Ablation Therapy of Supraventricular Tachycardia in Elderly Persons

Leonard S. Dreifus, MD; Scott J. Pollak, MD

Disclosures

Am J Geriatr Cardiol. 2005;14(1):20-25. 

In This Article

Focal And Nonparoxysmal Junctional Tachycardia

Although the most frequently occurring varieties of AV tachycardia described previously are paroxysmal in the mode of their onset and offset, a less frequently observed type of accelerated junctional tachycardia (nonparoxysmal nodal tachycardia) occurs in the absence of structural heart disease and is often associated with digitalis excess, acute myocardial infarction, cardiac surgery, and hypokalemia.[10,11]

The electrophysiologic mechanism may be due to either enhanced automaticity or triggered activity. In contrast to the paroxysmal variety, the nonparoxysmal type develops gradually and disappears slowly. The rate of these tachycardias usually exceeds 70 bpm. Figure 4 illustrates an example of nonparoxysmal junctional tachycardia. Note the gradual onset of the junctional mechanism as the sinus cycle length increases from 635-670 milliseconds while the ectopic rhythm usurps the sinus rhythm at a more rapid cycle length of 610 milliseconds. Figure 5 describes the CARTO map in the RAO projection. The right atrial electrogram tag identifies the site of earliest retrograde atrial activation during the tachycardia. However, the catheter icon (sinoatrial) identifies the site of successful ablation of the tachycardia. The value of the electroanatomical mapping was seen in this case to be 2.16 cm between the earliest site of retrograde atrial activation and the successful ablation site. In elderly persons, management of atrial arrhythmias, especially atrial fibrillation, continues to be associated with major morbidity, mortality, frequent hospitalization, and high health costs. Newer antiarrhythmic agents are more successful and less toxic than quinidine or procainamide, but still are associated with major side effects.

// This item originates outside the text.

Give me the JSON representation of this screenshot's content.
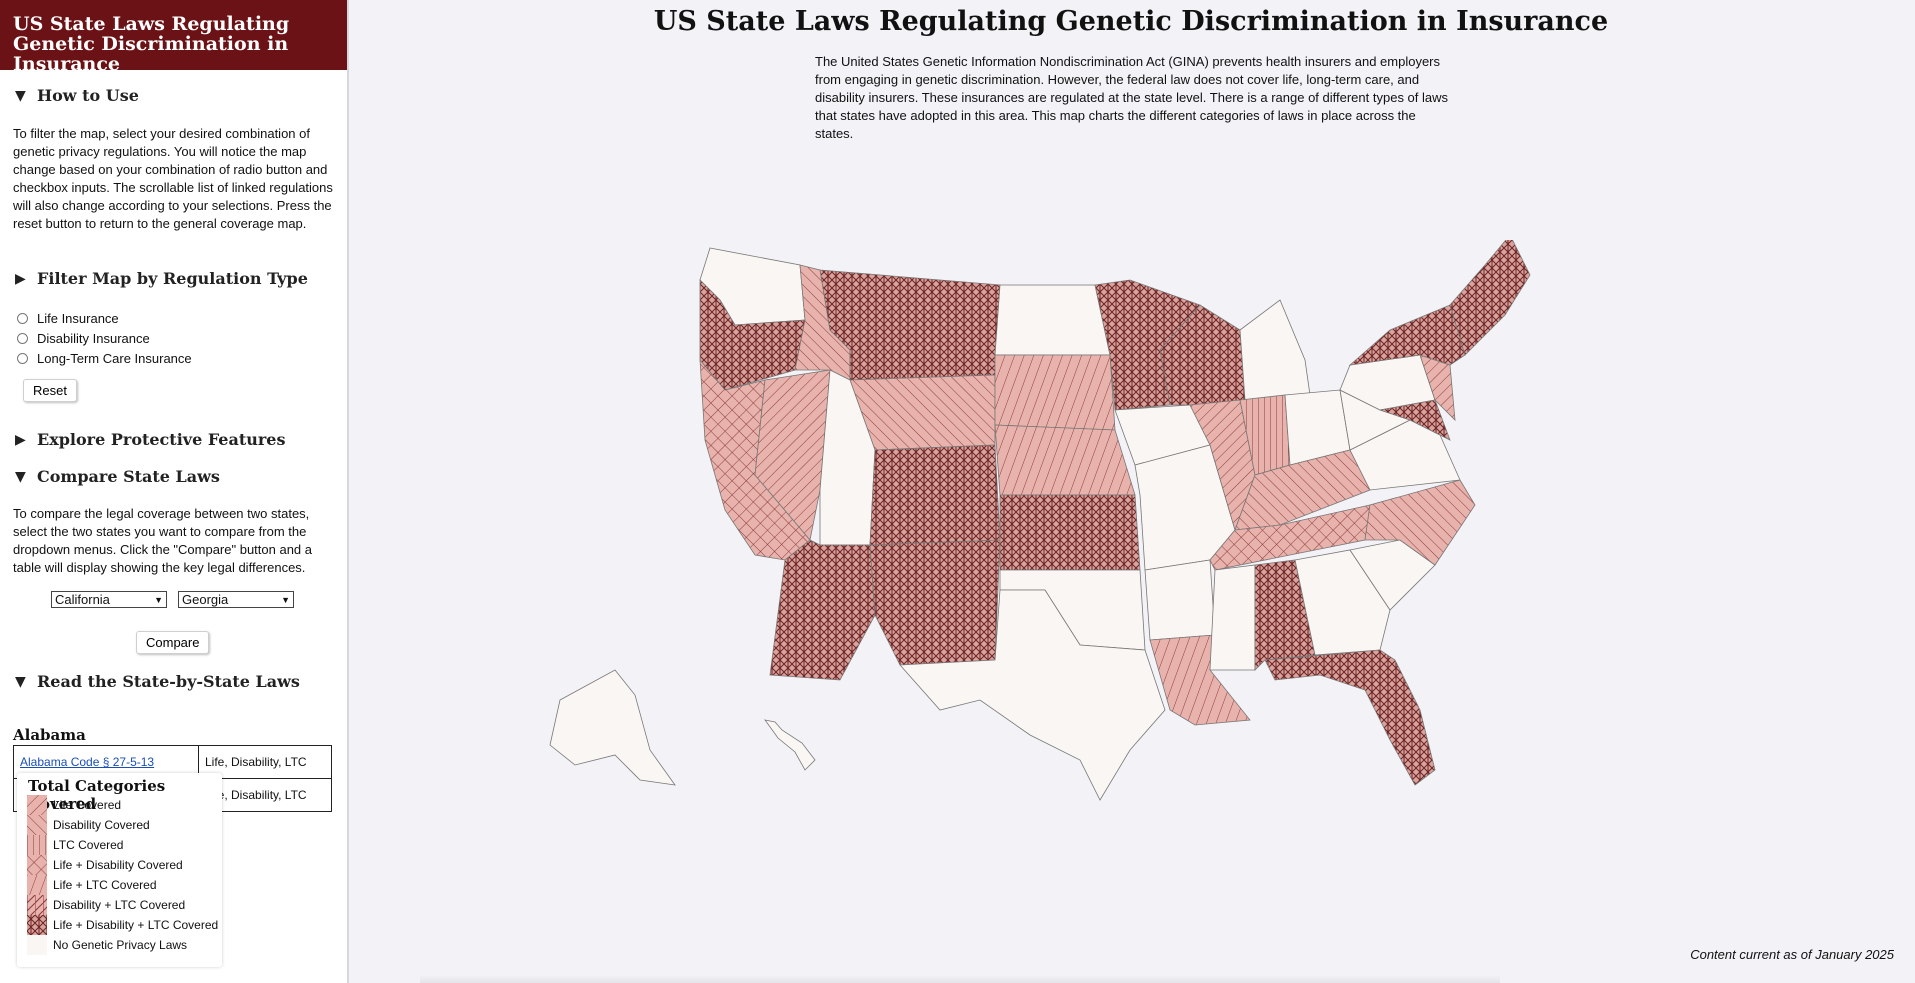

Electrocardiogram showing nonparoxysmal junctional tachycardia. Note the gradual onset of the junctional mechanism as the sinus cycle length increases from 635 to 670 milliseconds while the ectopic rhythm usurps the sinus rhythm at a more rapid cycle length of 610 milliseconds.

Carto (Biosense Webster, Diamond Bar, CA) map in the right anterior oblique projection. PH=proximal His; RCS=roof of coronary sinus; Suc AB=successful ablation; FCS=floor of coronary sinus.

The development of ablative techniques can offer patients a permanent cure as well as freedom from troublesome antiarrhythmic drugs. Ablative technology and innovative mapping procedures are still evolving.